A rich, magical novel of belonging and identity, love and trauma, nature and renewal. Two teenagers, a Greek Cypriot and a Turkish Cypriot, meet at a taverna on the island they both call home. In the taverna, hidden beneath garlands of garlic, chili peppers and creeping honeysuckle, Kostas and Defne grow in their forbidden love for each other. A fig tree stretches through a cavity in the roof, and this tree bears witness to their hushed, happy meetings and eventually, to their silent, surreptitious departures. The tree is there when war breaks out, when the capital is reduced to ashes and rubble, and when the teenagers vanish. Decades later, Kostas returns. He is a botanist looking for native species, but really, he's searching for lost love. Years later a Ficus carica grows in the back garden of a house in London where Ada Kazantzakis lives. This tree is her only connection to an island she has never visited — her only connection to her family's troubled history and her complex identity as she seeks to untangle years of secrets to find her place in the world.

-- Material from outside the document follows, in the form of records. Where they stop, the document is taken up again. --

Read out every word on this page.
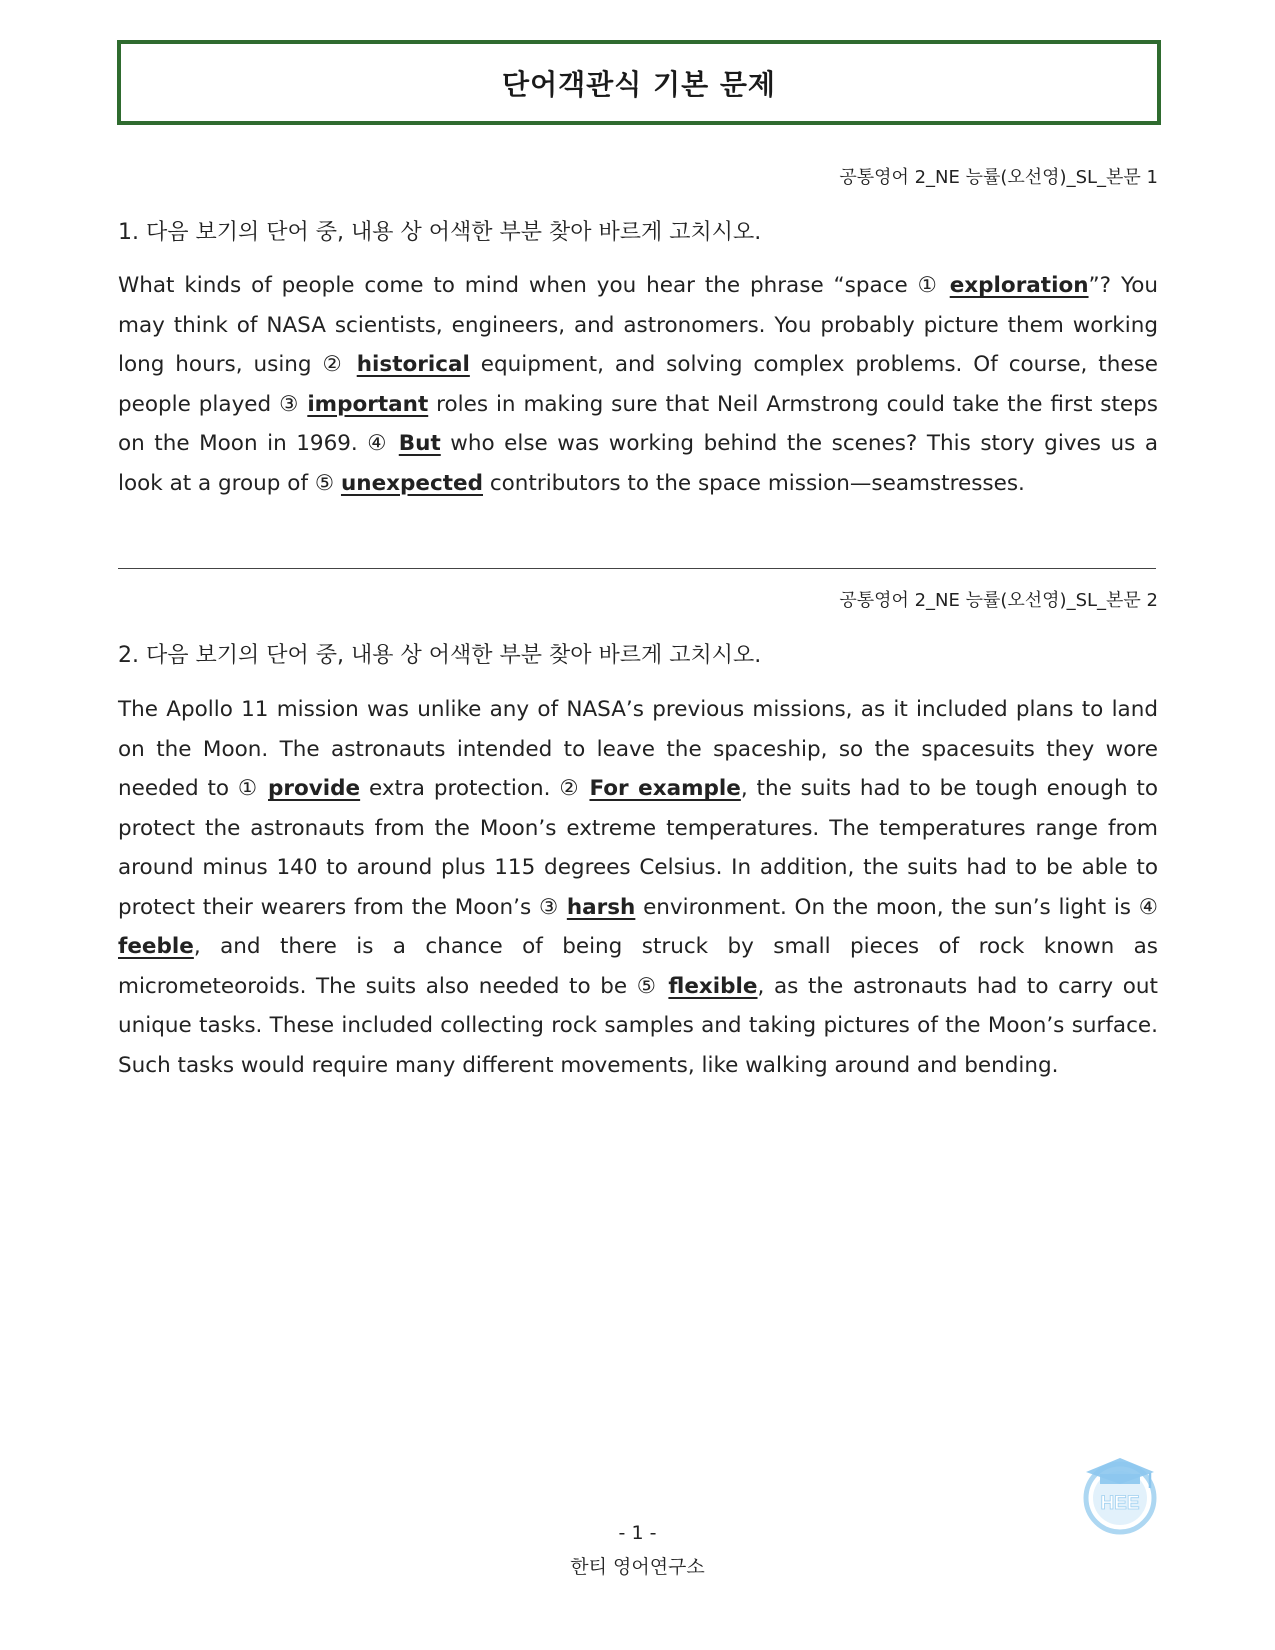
단어객관식 기본 문제
공통영어 2_NE 능률(오선영)_SL_본문 1
1. 다음 보기의 단어 중, 내용 상 어색한 부분 찾아 바르게 고치시오.

What kinds of people come to mind when you hear the phrase “space ① exploration”? You may think of NASA scientists, engineers, and astronomers. You probably picture them working long hours, using ② historical equipment, and solving complex problems. Of course, these people played ③ important roles in making sure that Neil Armstrong could take the first steps on the Moon in 1969. ④ But who else was working behind the scenes? This story gives us a look at a group of ⑤ unexpected contributors to the space mission—seamstresses.

공통영어 2_NE 능률(오선영)_SL_본문 2
2. 다음 보기의 단어 중, 내용 상 어색한 부분 찾아 바르게 고치시오.

The Apollo 11 mission was unlike any of NASA’s previous missions, as it included plans to land on the Moon. The astronauts intended to leave the spaceship, so the spacesuits they wore needed to ① provide extra protection. ② For example, the suits had to be tough enough to protect the astronauts from the Moon’s extreme temperatures. The temperatures range from around minus 140 to around plus 115 degrees Celsius. In addition, the suits had to be able to protect their wearers from the Moon’s ③ harsh environment. On the moon, the sun’s light is ④ feeble, and there is a chance of being struck by small pieces of rock known as micrometeoroids. The suits also needed to be ⑤ flexible, as the astronauts had to carry out unique tasks. These included collecting rock samples and taking pictures of the Moon’s surface. Such tasks would require many different movements, like walking around and bending.

HEE
- 1 -
한티 영어연구소
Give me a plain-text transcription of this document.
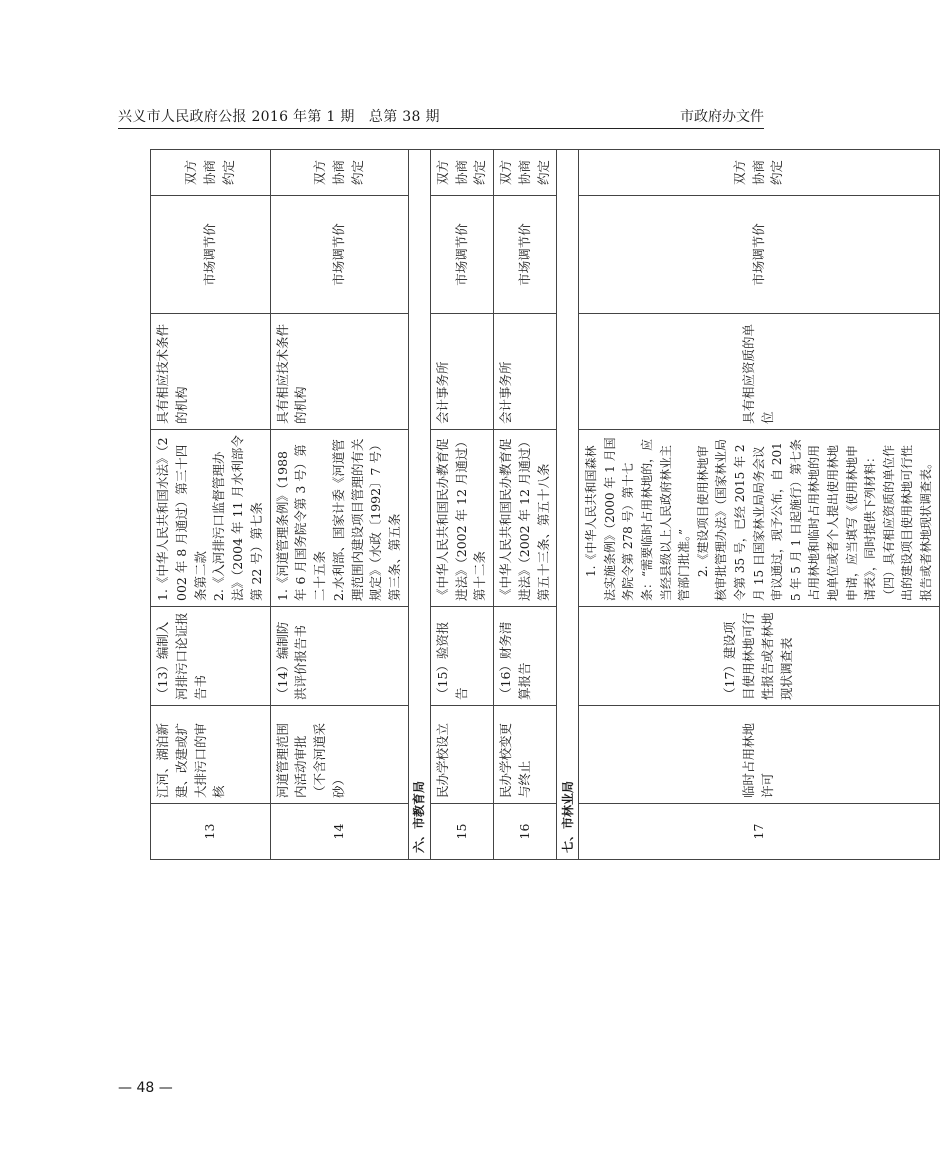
兴义市人民政府公报 2016 年第 1 期　总第 38 期	市政府办文件
13	江河、湖泊新建、改建或扩大排污口的审核	（13）编制入河排污口论证报告书	1.《中华人民共和国水法》（2002 年 8 月通过）第三十四条第二款 2.《入河排污口监督管理办法》（2004 年 11 月水利部令第 22 号）第七条	具有相应技术条件的机构	市场调节价	双方协商约定
14	河道管理范围内活动审批（不含河道采砂）	（14）编制防洪评价报告书	1.《河道管理条例》（1988 年 6 月国务院令第 3 号）第二十五条 2.水利部、国家计委《河道管理范围内建设项目管理的有关规定》（水政〔1992〕7 号）第三条、第五条	具有相应技术条件的机构	市场调节价	双方协商约定
六、市教育局						
15	民办学校设立	（15）验资报告	《中华人民共和国民办教育促进法》（2002 年 12 月通过）第十二条	会计事务所	市场调节价	双方协商约定
16	民办学校变更与终止	（16）财务清算报告	《中华人民共和国民办教育促进法》（2002 年 12 月通过）第五十三条、第五十八条	会计事务所	市场调节价	双方协商约定
七、市林业局						
17	临时占用林地许可	（17）建设项目使用林地可行性报告或者林地现状调查表	1.《中华人民共和国森林法实施条例》（2000 年 1 月国务院令第 278 号）第十七条：“需要临时占用林地的，应当经县级以上人民政府林业主管部门批准。” 2.《建设项目使用林地审核审批管理办法》（国家林业局令第 35 号，已经 2015 年 2 月 15 日国家林业局局务会议审议通过，现予公布，自 2015 年 5 月 1 日起施行）第七条　占用林地和临时占用林地的用地单位或者个人提出使用林地申请，应当填写《使用林地申请表》，同时提供下列材料：（四）具有相应资质的单位作出的建设项目使用林地可行性报告或者林地现状调查表。	具有相应资质的单位	市场调节价	双方协商约定
— 48 —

Welcome to the Hyunam-Dong Bookshop, by by Hwang Bo-reum; translated by Shanna Tan (Library Catalog, eBCCLS)

A slice-of-life novel for readers of Matt Haig's The Midnight Library and Gabrielle Zevin's The Storied Life of AJ Fikry. Yeongju is burned out. She did everything she was supposed to: go to school, marry a decent man, get a respectable job. Then it all fell apart. In a leap of faith, Yeongju abandons her old life, quits her high-flying career, and follows her dream. She opens a bookshop. In a quaint neighborhood in Seoul, surrounded by books, Yeongju and her customers take refuge. From the lonely barista to the unhappily married coffee roaster-and the writer who sees something special in Yeongju, they all have disappointments in their past. The Hyunam-dong Bookshop becomes the place where they all learn how to truly live. A heartwarming story about finding acceptance in your life and the healing power of books, Welcome to the Hyunam-dong Bookshop is a gentle reminder that it's never too late to scrap the plot and start again.